Many have become vulnerable, falling victims to these schemes just by prompting a command on handheld devices or computers among others.
Notably, there was the “Umanah Umanah Wonder Bank” which was then a leading Ponzi scheme which promises more than a hundred percent profit on investment on a short run. It was soon discovered to be a fraudulent scheme and it was not long into its existence that the authorities clampdown on the promoter who was arrested, with punitive measures taken against him.
It was only recently that the reality dawned on investors on the CBEX platform that they have lost their deposits.
Just as the drama was unfolding, the Economic and Financial Crimes Commission, EFCC, rolled out names of no fewer than 50 entities it said were either fraudulent or unregistered in the financial sector and not worthy of the public’s patronage. This is coming rather too late for investors. Even at that, it was discovered that CBEX did not make their list, a situation that is apparent the EFCC does not have all the details of these phony schemes run by both Nigerians and their foreign accomplices.
The EFCC, other anti-fraud agencies and financial regulators need to do more to sanitise the loose operating environment that allows the thriving of these fraudulent schemes.

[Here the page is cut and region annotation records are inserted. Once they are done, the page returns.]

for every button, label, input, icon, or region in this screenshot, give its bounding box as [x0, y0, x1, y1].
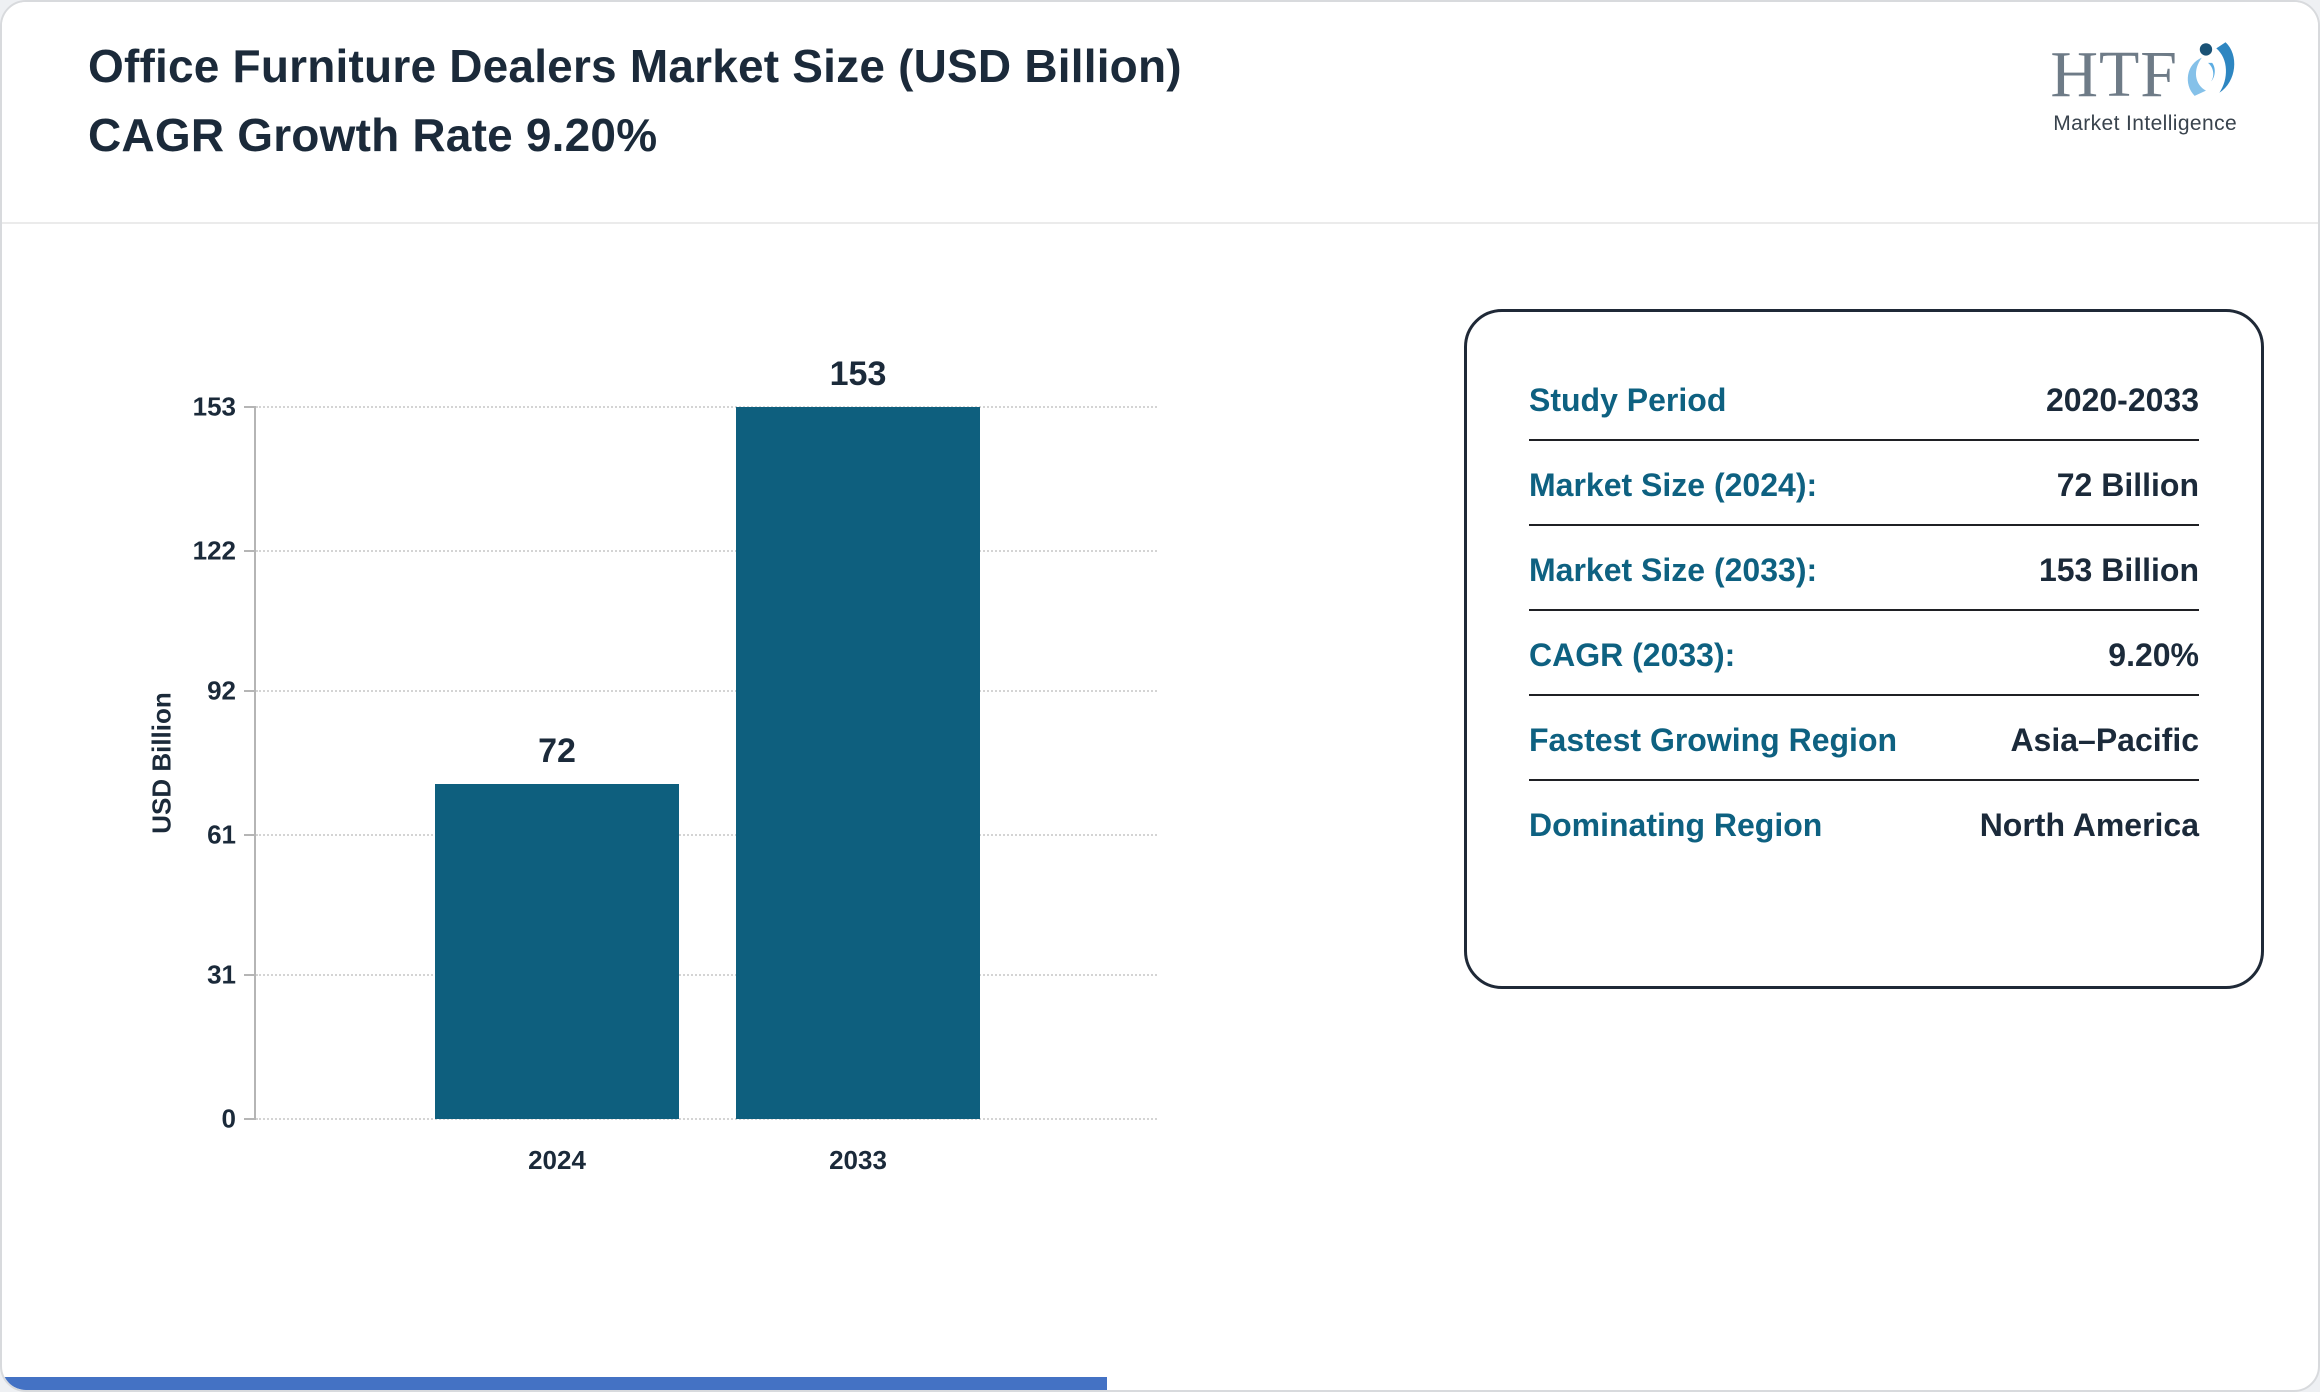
gridline	[256, 550, 1157, 553]
y-axis-tick-label: 0	[221, 1103, 236, 1134]
y-axis-tick-label: 31	[207, 959, 236, 990]
info-row-value: 153 Billion	[2038, 552, 2199, 588]
page-title: Office Furniture Dealers Market Size (US…	[88, 40, 1182, 161]
info-row-label: Study Period	[1529, 382, 1727, 418]
bar-2024	[435, 783, 679, 1119]
info-row: Fastest Growing Region Asia–Pacific	[1529, 696, 2199, 781]
htf-logo-swirl-icon	[2174, 36, 2240, 107]
htf-logo-subtext: Market Intelligence	[2053, 112, 2238, 135]
htf-logo: HTF Market Intelligence	[2050, 42, 2240, 136]
htf-logo-text: HTF	[2050, 38, 2178, 111]
y-axis-tick	[244, 550, 256, 553]
bar-2033	[736, 407, 980, 1119]
info-row-label: Fastest Growing Region	[1529, 722, 1898, 758]
gridline	[256, 973, 1157, 976]
y-axis-title: USD Billion	[146, 692, 177, 834]
bar-value-label: 72	[538, 731, 576, 770]
info-card: Study Period 2020-2033 Market Size (2024):…	[1464, 309, 2264, 989]
gridline	[256, 1118, 1157, 1120]
y-axis-tick-label: 92	[207, 675, 236, 706]
y-axis-tick-label: 61	[207, 819, 236, 850]
gridline	[256, 406, 1157, 408]
info-row: Market Size (2033): 153 Billion	[1529, 526, 2199, 611]
info-row-label: Market Size (2033):	[1529, 552, 1818, 588]
info-row-label: CAGR (2033):	[1529, 637, 1736, 673]
plot-area: 0 31 61 92 122 153 72 2024 153 2033	[193, 355, 1157, 1175]
info-row-value: 72 Billion	[2056, 467, 2199, 503]
info-row-label: Market Size (2024):	[1529, 467, 1818, 503]
info-row-value: 9.20%	[2108, 637, 2199, 673]
gridline	[256, 689, 1157, 692]
x-axis-label: 2033	[829, 1145, 887, 1175]
info-row: Market Size (2024): 72 Billion	[1529, 441, 2199, 526]
info-row-label: Dominating Region	[1529, 807, 1823, 843]
y-axis-tick	[244, 973, 256, 976]
htf-logo-top: HTF	[2050, 42, 2240, 108]
info-row-value: 2020-2033	[2045, 382, 2199, 418]
info-row: Dominating Region North America	[1529, 781, 2199, 864]
header: Office Furniture Dealers Market Size (US…	[2, 2, 2318, 224]
y-axis-tick-label: 153	[192, 391, 236, 422]
bar-value-label: 153	[829, 355, 887, 393]
footer-accent-bar	[2, 1377, 1107, 1390]
gridline	[256, 834, 1157, 837]
y-axis-tick	[244, 689, 256, 692]
info-row-value: Asia–Pacific	[2010, 722, 2199, 758]
info-row: Study Period 2020-2033	[1529, 356, 2199, 441]
y-axis-tick	[244, 1118, 256, 1120]
y-axis-tick-label: 122	[192, 535, 236, 566]
info-row-value: North America	[1979, 807, 2199, 843]
info-card-rows: Study Period 2020-2033 Market Size (2024):…	[1529, 356, 2199, 864]
y-axis-tick	[244, 406, 256, 408]
x-axis-label: 2024	[528, 1145, 586, 1175]
y-axis-tick	[244, 834, 256, 837]
info-row: CAGR (2033): 9.20%	[1529, 611, 2199, 696]
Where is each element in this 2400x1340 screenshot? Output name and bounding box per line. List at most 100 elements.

It is not however uncommon to have many argue that the nation’s economic woes are triggering the rush for schemes to survive hard times thereby becoming victims on the long run. On another rung, it is suggested that greed is behind the rabid patronage of such schemes despite experiences of the past.
It is necessary to track the promoters and ensure that they do not escape the wrath of the law, especially that many impoverished Nigerians have been further drained by this collapse.
We hope the authorities would not renege on their promise to get the perpetrators.
Therefore, sanitising and regulating the online financial space has become more compelling given the nuisance and pain the public go through in the hands of dubious financial schemes.